By Eva Ostrowska, September 2011

Stefanie Gutheil's "Dreckige Katze"
Mike Weiss Gallery
520 West 24th Street, New York, NY 10011
September 8 - October 8, 2011
(212) 691-6899,

Stefanie Gutheil in her exhibition "Dreckige Katze" at Mike Weiss Gallery.

Stefanie Gutheil's exhibition, "Dreckige Katz," comprising installations, paintings and sculptures, felt true to her reputation for narrative vision and provocative phantasmagoria. She offers sixteen uncanny works in this show.

Her new work requires an exploratory approach, as if navigating in bizarre humorous nightmares, oscillating between psychedelic violence and very bad taste. Gutheil's paintings are characterized by small and huge weird figures, caricatures of people she knows in her everyday life, that she uses to create surreal atmospheres and often grotesque pictorial stories. All her creatures, most of the time cats, are regurgitating or vomiting unexpected objects. A cow disgorging a pearl necklace, a black cat ejecting from his teeth a green, red and white rainbow; a masturbating monkey and other animals are displayed on wall-sized canvases. The whole exhibition is a muddle of sexual scatology, political references, kitchy violence and the vague depravity, giving rise to an ambiguous sense of anxiety and unease.

Stefanie Gutheil --Lazerpussy, 2011,
Oil, acrylic, fabric, foil, and decoration on canvas 94 1/2 x 81 1/8 inches.

Painted in acrylic, oil and spray print, her canvases act like moving panorama screens, creating a much shallower space. At first they remind us of Hieronymus Bosch or Max Beckmann, but the influence of some of the contemporary illustrative Dutch artists such as Collin Van Der Sluijs or the German painters becomes more apparent, showing evidence of an established vocabulary being pushed in new directions.

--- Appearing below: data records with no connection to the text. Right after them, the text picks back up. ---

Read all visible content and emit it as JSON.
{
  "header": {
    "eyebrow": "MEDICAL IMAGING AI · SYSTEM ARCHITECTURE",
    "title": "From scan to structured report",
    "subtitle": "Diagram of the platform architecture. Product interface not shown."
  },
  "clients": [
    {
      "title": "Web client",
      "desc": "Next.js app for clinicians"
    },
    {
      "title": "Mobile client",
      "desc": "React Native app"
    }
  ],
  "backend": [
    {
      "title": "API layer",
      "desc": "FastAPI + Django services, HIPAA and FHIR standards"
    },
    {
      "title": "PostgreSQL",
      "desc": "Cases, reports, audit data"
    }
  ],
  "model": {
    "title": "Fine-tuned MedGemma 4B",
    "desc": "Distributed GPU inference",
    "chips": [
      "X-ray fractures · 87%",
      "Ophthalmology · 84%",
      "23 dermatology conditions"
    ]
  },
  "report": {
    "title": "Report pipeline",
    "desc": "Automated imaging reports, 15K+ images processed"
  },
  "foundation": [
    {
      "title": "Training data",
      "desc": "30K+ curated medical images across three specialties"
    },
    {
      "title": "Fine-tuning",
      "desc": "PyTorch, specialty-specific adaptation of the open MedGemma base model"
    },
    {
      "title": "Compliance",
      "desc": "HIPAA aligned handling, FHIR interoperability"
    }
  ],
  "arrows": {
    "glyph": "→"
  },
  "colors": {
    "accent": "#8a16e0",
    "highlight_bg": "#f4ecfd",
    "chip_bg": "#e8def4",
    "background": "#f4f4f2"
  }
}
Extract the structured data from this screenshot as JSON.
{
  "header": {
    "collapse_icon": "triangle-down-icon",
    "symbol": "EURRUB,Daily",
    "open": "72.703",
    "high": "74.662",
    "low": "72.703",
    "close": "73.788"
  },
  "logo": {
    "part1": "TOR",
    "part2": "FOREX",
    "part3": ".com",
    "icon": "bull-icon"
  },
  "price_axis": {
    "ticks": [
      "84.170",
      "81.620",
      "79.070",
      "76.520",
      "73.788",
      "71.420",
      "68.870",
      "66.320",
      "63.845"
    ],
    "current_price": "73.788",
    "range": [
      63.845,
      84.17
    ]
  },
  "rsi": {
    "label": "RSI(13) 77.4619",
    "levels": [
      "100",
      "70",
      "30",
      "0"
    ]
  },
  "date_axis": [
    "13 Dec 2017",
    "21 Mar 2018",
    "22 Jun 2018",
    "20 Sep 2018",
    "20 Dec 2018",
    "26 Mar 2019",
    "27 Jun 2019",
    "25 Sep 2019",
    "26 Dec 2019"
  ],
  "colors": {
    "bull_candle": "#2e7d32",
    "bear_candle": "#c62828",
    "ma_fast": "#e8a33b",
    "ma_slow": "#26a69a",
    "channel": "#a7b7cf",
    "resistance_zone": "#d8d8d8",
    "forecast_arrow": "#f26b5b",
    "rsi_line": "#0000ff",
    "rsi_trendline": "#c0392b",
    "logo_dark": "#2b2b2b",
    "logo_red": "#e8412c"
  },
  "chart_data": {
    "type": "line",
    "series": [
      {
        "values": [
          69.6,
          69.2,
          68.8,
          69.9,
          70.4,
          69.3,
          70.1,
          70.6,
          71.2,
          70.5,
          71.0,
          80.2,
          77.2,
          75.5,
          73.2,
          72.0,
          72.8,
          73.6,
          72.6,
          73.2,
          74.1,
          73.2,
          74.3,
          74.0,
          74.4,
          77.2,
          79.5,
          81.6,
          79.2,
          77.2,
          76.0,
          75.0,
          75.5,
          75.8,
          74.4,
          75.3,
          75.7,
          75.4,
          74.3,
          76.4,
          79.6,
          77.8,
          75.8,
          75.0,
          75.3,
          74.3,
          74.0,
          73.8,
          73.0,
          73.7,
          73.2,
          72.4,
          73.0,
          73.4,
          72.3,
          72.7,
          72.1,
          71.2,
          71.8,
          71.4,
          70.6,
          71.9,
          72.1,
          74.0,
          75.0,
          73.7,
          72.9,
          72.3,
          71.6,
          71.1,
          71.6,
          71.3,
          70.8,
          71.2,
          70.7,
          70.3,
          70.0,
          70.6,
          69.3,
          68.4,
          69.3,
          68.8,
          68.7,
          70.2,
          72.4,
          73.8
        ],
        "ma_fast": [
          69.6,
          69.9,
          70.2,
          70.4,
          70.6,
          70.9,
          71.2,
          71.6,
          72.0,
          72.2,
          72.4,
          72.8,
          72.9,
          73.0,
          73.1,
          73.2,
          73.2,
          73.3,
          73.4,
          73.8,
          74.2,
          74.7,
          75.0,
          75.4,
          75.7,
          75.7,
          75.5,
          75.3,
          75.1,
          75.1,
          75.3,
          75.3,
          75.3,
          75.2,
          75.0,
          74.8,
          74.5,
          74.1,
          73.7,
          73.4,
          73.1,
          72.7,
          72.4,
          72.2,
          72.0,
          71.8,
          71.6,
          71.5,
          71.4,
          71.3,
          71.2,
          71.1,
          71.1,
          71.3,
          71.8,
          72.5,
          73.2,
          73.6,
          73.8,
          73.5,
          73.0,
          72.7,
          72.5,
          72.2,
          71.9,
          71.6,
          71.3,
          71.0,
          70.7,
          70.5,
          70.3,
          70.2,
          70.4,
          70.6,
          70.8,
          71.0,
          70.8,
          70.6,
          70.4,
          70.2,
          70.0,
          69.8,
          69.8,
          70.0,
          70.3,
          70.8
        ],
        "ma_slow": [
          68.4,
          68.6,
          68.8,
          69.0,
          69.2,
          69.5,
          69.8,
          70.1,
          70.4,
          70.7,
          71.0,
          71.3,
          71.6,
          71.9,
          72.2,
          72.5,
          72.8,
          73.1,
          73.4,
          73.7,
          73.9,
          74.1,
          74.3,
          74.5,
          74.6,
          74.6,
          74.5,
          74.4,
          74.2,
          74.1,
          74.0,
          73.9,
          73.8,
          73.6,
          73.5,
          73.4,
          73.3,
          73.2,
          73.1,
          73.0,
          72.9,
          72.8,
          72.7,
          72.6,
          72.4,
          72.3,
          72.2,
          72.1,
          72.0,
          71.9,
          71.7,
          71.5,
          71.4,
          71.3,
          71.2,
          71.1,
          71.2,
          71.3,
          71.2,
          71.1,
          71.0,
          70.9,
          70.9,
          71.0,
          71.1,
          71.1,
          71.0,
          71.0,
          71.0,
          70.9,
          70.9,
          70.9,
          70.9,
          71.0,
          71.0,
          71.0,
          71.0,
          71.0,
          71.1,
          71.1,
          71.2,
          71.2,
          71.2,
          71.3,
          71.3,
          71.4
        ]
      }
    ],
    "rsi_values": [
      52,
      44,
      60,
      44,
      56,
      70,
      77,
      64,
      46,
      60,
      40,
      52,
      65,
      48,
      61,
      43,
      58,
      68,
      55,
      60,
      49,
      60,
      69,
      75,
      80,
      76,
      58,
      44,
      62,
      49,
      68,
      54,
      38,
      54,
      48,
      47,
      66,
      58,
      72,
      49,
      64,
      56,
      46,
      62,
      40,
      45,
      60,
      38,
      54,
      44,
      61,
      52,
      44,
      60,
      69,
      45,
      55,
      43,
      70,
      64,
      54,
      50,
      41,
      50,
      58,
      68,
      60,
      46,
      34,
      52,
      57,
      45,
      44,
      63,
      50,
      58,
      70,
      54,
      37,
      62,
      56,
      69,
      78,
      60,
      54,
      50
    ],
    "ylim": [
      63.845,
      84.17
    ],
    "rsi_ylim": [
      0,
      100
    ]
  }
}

If the intention is to resuscitate Berlin expressionist painters it is, well, undigested.

Gutheil also offers installations which added mischievous ambiance. The sculptures displayed in the main gallery are made of metal, polymer clay and silicon, in a rococo golden style. Her "Pile of shit in round gold frame" has a fussed-over finish that looks careful, still, and seductive, which bring to mind some of Wim Delvoye's works. Although Gutheil does something risky with her objects, it is not simply a parody of kitsch. It is more an homage to all of them. Much of the best art of Gutheil's sculptures is cleverly and trashily psychedelic, as if the artist were trying to transcend both the innocence of punk life and the elegance and sophistication of the art world. This much is delightfully unsettling and daring. But nausea is a hard feeling to live with for an entire exhibition. This single note is sounded, pardon the expression, ad nauseam. A little bit of her message would have gone a long way.